John Walsh: Sins you get away with – and those you don't

My friend Mary Killen, who writes the "Dear Mary" etiquette column for The Spectator, received a real chin-stroker in the post this week. "Now that Conrad Black is out of prison," writes her correspondent, "is it acceptable for me to invite him to lunch at my club?"

Anyone who witnessed Lord Black on Newsnight giving Jeremy Paxman the full, maximum-strength, blow-dryer treatment ("You're a fool! A sanctimonious FOOL!") and threatening to smash his face in might wonder how enthusiastic any club would be to welcome the fuming ex-jailbird to lunch (I pity the waiters); but it raises an important issue. Black, like Ms Killen and incidentally myself, was brought up a Catholic. Catholic doctrine is full of the possibility of resurrection and redemption, the grace of God washing your soul clean of sin and all that Papist launderette metaphysics. You can be redeemed and "re-born" as long as you acknowledge your transgressions and are truly sorry for them (though Lord Black doesn't seem to have the word "contrition" in his lexicon), and you won't go to hell. Does it work like that in the secular world?

Convicted felons in America are much more likely than their British counterparts to be allowed back to ordinary life after paying the penalty for their crimes. Before he became famous, the US writer O. Henry (real name William Sydney Porter) was convicted for embezzlement and sentenced to prison; it didn't affect his later sales and his face appeared on a 10 cent stamp.

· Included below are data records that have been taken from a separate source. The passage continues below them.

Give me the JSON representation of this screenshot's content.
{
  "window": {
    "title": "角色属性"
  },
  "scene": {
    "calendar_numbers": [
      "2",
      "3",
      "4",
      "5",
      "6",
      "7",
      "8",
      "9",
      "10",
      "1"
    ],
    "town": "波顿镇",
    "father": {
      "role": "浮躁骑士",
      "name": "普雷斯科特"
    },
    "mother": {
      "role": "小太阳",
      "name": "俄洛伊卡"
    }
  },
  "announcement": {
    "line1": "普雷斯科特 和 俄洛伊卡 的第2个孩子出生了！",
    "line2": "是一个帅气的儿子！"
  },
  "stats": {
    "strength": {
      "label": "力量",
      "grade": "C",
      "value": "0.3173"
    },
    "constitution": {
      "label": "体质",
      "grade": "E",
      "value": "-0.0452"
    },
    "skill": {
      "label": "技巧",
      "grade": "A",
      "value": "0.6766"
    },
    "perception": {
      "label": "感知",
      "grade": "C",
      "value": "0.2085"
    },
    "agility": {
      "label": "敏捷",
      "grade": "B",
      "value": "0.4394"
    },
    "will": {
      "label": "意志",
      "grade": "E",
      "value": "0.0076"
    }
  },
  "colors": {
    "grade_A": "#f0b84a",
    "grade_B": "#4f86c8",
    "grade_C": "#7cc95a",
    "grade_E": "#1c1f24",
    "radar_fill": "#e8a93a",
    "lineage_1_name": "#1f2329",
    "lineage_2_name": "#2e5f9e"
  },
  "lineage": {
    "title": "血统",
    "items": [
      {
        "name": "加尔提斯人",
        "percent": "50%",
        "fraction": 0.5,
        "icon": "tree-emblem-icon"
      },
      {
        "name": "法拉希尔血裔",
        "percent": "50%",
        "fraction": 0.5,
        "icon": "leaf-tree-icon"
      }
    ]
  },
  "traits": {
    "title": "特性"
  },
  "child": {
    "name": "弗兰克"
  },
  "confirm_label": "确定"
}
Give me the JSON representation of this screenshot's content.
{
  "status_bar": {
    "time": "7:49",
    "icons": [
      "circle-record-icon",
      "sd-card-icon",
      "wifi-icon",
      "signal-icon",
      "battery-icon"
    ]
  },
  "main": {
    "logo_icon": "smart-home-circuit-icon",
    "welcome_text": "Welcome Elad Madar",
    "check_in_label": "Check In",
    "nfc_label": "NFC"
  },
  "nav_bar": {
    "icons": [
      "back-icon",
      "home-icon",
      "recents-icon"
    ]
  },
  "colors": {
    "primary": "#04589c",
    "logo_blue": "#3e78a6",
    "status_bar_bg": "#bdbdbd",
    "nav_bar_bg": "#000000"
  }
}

Malcolm X's political career didn't suffer because he was once jailed for breaking and entering. Here, we pay lip service to the idea that people can be redeemed after they've done something wrong and been put away. Our two most high profile ex-jailbirds, Jeffrey Archer and Jonathan Aitken, did their time and reappeared in public life, one to publish his prison diaries, the other to describe how he'd got religion. Archer claimed that the numbers who accepted invitations to his parties hardly shrank after he was released. But neither man has a cat in hell's chance of political office.

They're okay, though, to invite for lunch. These men, remember, were both imprisoned for perjury.

The British, being skilled at social deception, are more forgiving of liars than they are of financial crooks like Lord Black. A whiff of mendacity about your guest wouldn't hurt your enjoyment of a meal at the Athenaeum; a whiff of thievery, however, would have everybody checking their wallets.